2. Genesis Framework
The biggest and strongest community IMO of all 3. Most mature theme with every option you’d want. Their themes are by no means slow or bloated but they do come with many options pre-loaded.
Genesis is best if you’re running a professional site, requiring a more polished look with more functions, and want professional help from time to time. Genesis is well-supported and recognized by many developers.
In my eyes, Genesis or GP will give you the fastest site possible and not Astra. The reason why is because Astra is an “unfinished” theme to me. To really maximize it, you’ll have to install all kinds of plugins which will end up being heavier than GP or Genesis.
RECOMMENDED for: beginners who want a professional look with minimal effort (via themes), or pro developers who don’t like coding from scratch each time and appreciate mature/polished code.
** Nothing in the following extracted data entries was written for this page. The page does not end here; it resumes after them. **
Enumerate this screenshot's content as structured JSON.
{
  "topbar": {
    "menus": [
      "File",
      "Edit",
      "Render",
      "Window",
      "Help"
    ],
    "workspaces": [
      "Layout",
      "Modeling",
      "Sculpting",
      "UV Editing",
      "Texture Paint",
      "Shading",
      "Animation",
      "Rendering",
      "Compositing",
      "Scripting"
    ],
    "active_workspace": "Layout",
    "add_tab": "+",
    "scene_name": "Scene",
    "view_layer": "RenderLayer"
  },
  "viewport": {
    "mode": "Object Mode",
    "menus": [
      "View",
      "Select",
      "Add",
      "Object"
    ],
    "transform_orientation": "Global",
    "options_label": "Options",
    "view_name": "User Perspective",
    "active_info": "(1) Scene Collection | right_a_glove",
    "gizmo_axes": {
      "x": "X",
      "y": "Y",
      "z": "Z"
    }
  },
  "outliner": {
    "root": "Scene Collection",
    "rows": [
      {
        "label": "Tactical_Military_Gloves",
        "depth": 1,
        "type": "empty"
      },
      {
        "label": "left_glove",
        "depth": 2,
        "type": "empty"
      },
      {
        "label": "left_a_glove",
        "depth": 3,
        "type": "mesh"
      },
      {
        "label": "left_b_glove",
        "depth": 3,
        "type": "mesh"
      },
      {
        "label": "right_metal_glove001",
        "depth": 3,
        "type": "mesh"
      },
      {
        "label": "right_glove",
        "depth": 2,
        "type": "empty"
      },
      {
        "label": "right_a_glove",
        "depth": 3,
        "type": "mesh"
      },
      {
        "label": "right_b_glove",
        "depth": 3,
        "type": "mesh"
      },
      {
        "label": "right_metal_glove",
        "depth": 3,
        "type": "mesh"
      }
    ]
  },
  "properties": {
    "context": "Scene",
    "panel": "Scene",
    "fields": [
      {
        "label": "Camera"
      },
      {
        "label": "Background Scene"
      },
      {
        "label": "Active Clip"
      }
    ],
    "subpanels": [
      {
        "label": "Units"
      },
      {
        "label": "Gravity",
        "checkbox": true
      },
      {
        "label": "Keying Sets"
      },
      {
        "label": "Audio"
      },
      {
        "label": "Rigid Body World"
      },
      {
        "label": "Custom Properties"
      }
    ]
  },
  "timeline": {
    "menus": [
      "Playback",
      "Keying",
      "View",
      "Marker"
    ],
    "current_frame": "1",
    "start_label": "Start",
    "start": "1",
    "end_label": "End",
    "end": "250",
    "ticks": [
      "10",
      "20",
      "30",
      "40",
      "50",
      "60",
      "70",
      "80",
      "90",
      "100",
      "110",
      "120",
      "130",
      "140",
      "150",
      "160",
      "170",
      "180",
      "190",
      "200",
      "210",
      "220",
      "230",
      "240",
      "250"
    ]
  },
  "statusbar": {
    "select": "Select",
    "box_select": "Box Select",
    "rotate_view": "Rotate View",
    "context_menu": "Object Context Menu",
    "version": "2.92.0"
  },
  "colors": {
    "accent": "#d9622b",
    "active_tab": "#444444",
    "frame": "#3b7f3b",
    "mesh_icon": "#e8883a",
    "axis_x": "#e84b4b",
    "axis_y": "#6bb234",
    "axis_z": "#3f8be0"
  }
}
- I personally like Genesis the best as I like to do everything ultra-professional. But for those in low budget or DIY situations, GeneratePress is a better fit IMO.
3. WP ASTRA
Mostly solid theme, coded nicely and lightweight. All options beautifully integrated into the standard WordPress theme customizer.
The free version is nice, well-designed and looks great even with system fonts. Pay a little more for the Agency package and you get all kinds of goodies. I love that they have a growing community with lots of developer input. Astra is great if you want just a quick-and-dirty personal site (blog, or not-so=commercial business look).
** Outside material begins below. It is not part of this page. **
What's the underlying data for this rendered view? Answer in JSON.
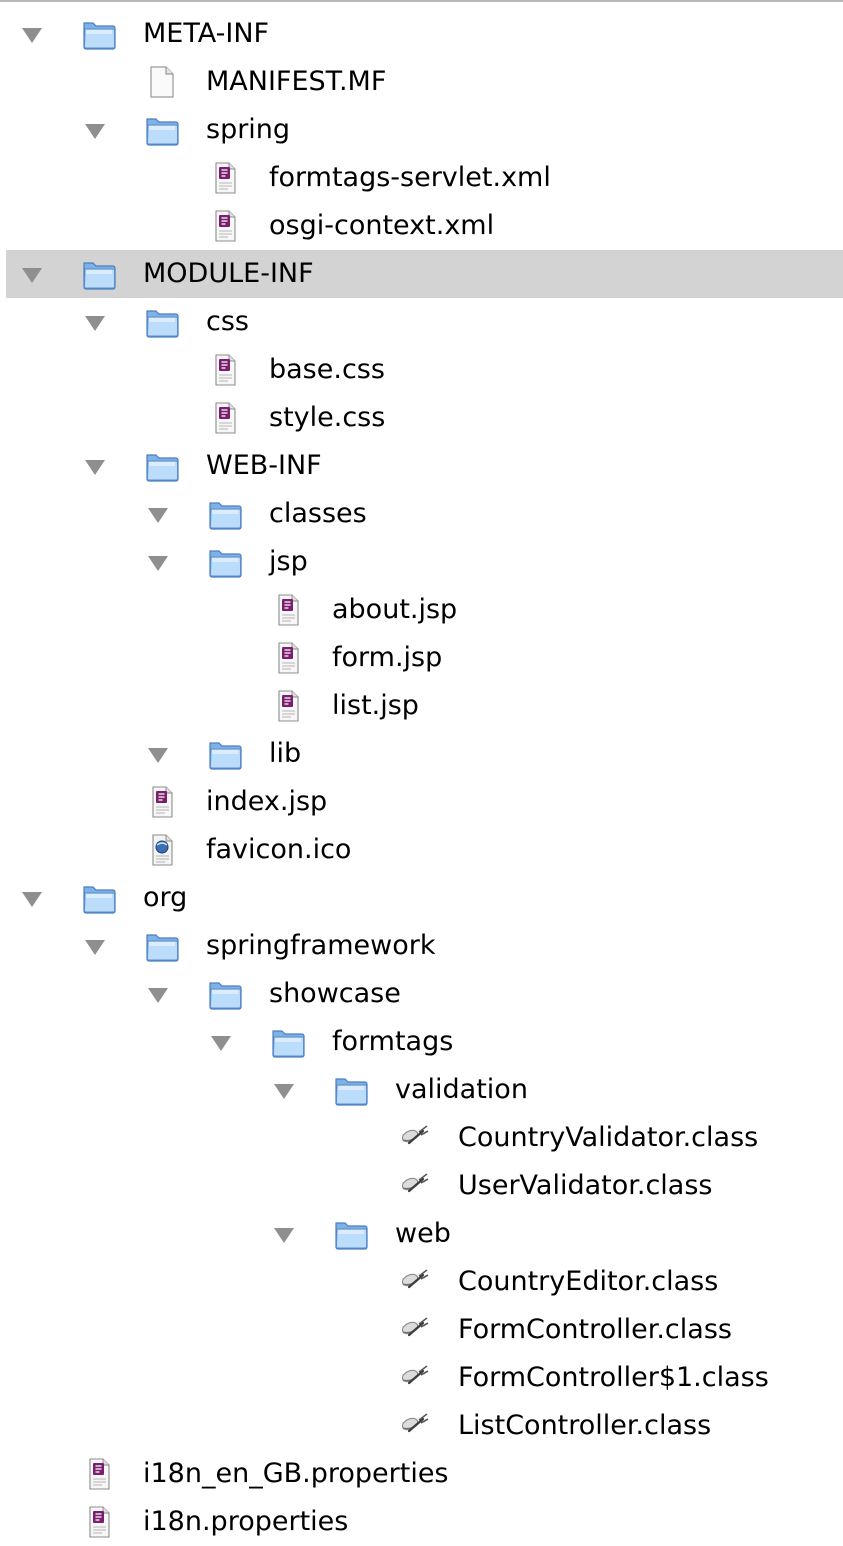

I could see Astra growing into a really nice premium theme but that’s going to be a few years away and I prefer them sticking to the ultra-lightweight niche as they’ve mastered that perfectly. The moment you start adding a few KB of features here and there, you’ll grow into bloat before you know it.
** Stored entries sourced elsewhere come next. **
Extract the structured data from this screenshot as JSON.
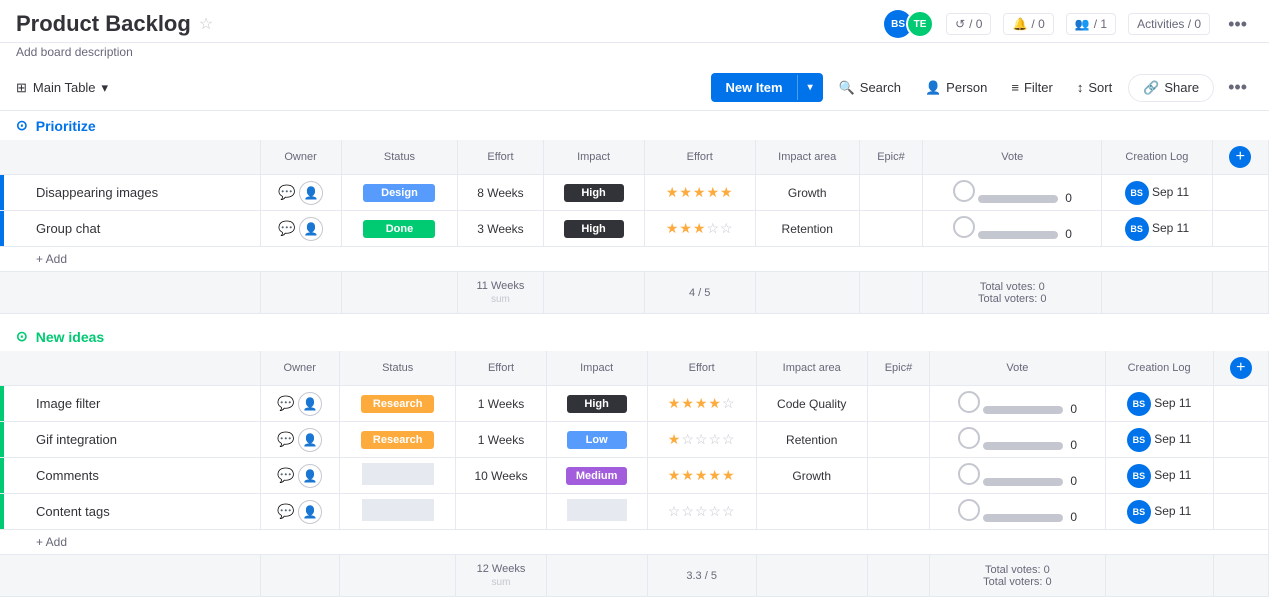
{
  "header": {
    "title": "Product Backlog",
    "description": "Add board description",
    "stats": {
      "updates": "/ 0",
      "inbox": "/ 0",
      "team": "/ 1",
      "activities": "Activities / 0"
    }
  },
  "toolbar": {
    "table_label": "Main Table",
    "new_item": "New Item",
    "search": "Search",
    "person": "Person",
    "filter": "Filter",
    "sort": "Sort",
    "share": "Share"
  },
  "sections": [
    {
      "id": "prioritize",
      "title": "Prioritize",
      "color": "#0073ea",
      "columns": [
        "Owner",
        "Status",
        "Effort",
        "Impact",
        "Effort",
        "Impact area",
        "Epic#",
        "Vote",
        "Creation Log"
      ],
      "rows": [
        {
          "name": "Disappearing images",
          "owner": "",
          "status": "Design",
          "status_class": "status-design",
          "effort": "8 Weeks",
          "impact": "High",
          "impact_class": "impact-high",
          "stars": 5,
          "impact_area": "Growth",
          "epic": "",
          "vote_count": 0,
          "creation_date": "Sep 11"
        },
        {
          "name": "Group chat",
          "owner": "",
          "status": "Done",
          "status_class": "status-done",
          "effort": "3 Weeks",
          "impact": "High",
          "impact_class": "impact-high",
          "stars": 3,
          "impact_area": "Retention",
          "epic": "",
          "vote_count": 0,
          "creation_date": "Sep 11"
        }
      ],
      "summary": {
        "effort_sum": "11 Weeks",
        "effort_label": "sum",
        "effort_ratio": "4 / 5",
        "total_votes": "Total votes: 0",
        "total_voters": "Total voters: 0"
      }
    },
    {
      "id": "new-ideas",
      "title": "New ideas",
      "color": "#00ca72",
      "columns": [
        "Owner",
        "Status",
        "Effort",
        "Impact",
        "Effort",
        "Impact area",
        "Epic#",
        "Vote",
        "Creation Log"
      ],
      "rows": [
        {
          "name": "Image filter",
          "owner": "",
          "status": "Research",
          "status_class": "status-research",
          "effort": "1 Weeks",
          "impact": "High",
          "impact_class": "impact-high",
          "stars": 4,
          "impact_area": "Code Quality",
          "epic": "",
          "vote_count": 0,
          "creation_date": "Sep 11"
        },
        {
          "name": "Gif integration",
          "owner": "",
          "status": "Research",
          "status_class": "status-research",
          "effort": "1 Weeks",
          "impact": "Low",
          "impact_class": "impact-low",
          "stars": 1,
          "impact_area": "Retention",
          "epic": "",
          "vote_count": 0,
          "creation_date": "Sep 11"
        },
        {
          "name": "Comments",
          "owner": "",
          "status": "",
          "status_class": "status-empty",
          "effort": "10 Weeks",
          "impact": "Medium",
          "impact_class": "impact-medium",
          "stars": 5,
          "impact_area": "Growth",
          "epic": "",
          "vote_count": 0,
          "creation_date": "Sep 11"
        },
        {
          "name": "Content tags",
          "owner": "",
          "status": "",
          "status_class": "status-empty",
          "effort": "",
          "impact": "",
          "impact_class": "impact-empty",
          "stars": 0,
          "impact_area": "",
          "epic": "",
          "vote_count": 0,
          "creation_date": "Sep 11"
        }
      ],
      "summary": {
        "effort_sum": "12 Weeks",
        "effort_label": "sum",
        "effort_ratio": "3.3 / 5",
        "total_votes": "Total votes: 0",
        "total_voters": "Total voters: 0"
      }
    }
  ],
  "add_label": "+ Add",
  "icons": {
    "star_filled": "★",
    "star_empty": "☆",
    "chevron_down": "▾",
    "table_icon": "⊞",
    "more": "•••",
    "search": "🔍",
    "person": "👤",
    "filter": "≡",
    "sort": "↕",
    "share": "🔗"
  }
}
RECOMMENDED for: beginners or seasoned WP users who want a free lightweight theme with minimal options/clutter and not looking to spend lots of time. I hear they are bombarded lately with all kinds of support requests and very slow to respond.
- My programmer didn’t like how Astra was coded. He found it annoying to work with. Maybe something to think about if you want to do custom-coding with it.
- Others find it unreliable and buggy, especially alongside WooCommerce.
- For the most part, Astra is best used with pagebuilders.
Runner Ups (and their issues)
Nice-looking theme and also very lightweight but I hate their lack of pricing transparency. The theme starts out free but requires a paid extension for every little “feature” you want to add. I was fooled by their sexy demos at first but then when I tried to recreate the same look, I was shocked by how many add-ons they try to sell you.
Their business model is annoyingly similar to WooCommerce where they give the base for free but charge for everything you need to make it truly functional. I also hate how the admin options make you feel like the entire theme is neutered. I switched over to WP Astra and never looked back. It’s no surprised WP Astra has nearly double the members in their Facebook Group compared to WP Ocean.
RECOMMENDED FOR: if you really like the exact look of OceanWP demo themes and don’t mind paying for their extensions.
2. Thesis Framework
Thesis used to be coolest thing 10 years ago when they were ahead of the times. Now they’re kind of outdated, clunky, hard to work with, and still living off the fumes of their prior success. Most serious developers that used to love Thesis have switched over to Genesis years ago.
Their theme skins are indeed very lightweight but their look may or may not be desirable to you. Maybe good for simple blogs or that “internet marketer” look but pretty much terrible for anything else. The worst part of all is that it’s hard to work with. Customizing Thesis is un-intuitive and unlike working with any other theme. I’m sure I might learn to love it if I dedicated myself to working with only Thesis for the rest of my life…but until then, I’m gonna stick with WordPress themes that act more or less like other WordPress themes.
RECOMMENDED FOR: WordPress-savvy internet marketers who know how or are willing to learn how to work with Thesis themes. I can’t imagine ever recommending Thesis for a newbie user or client.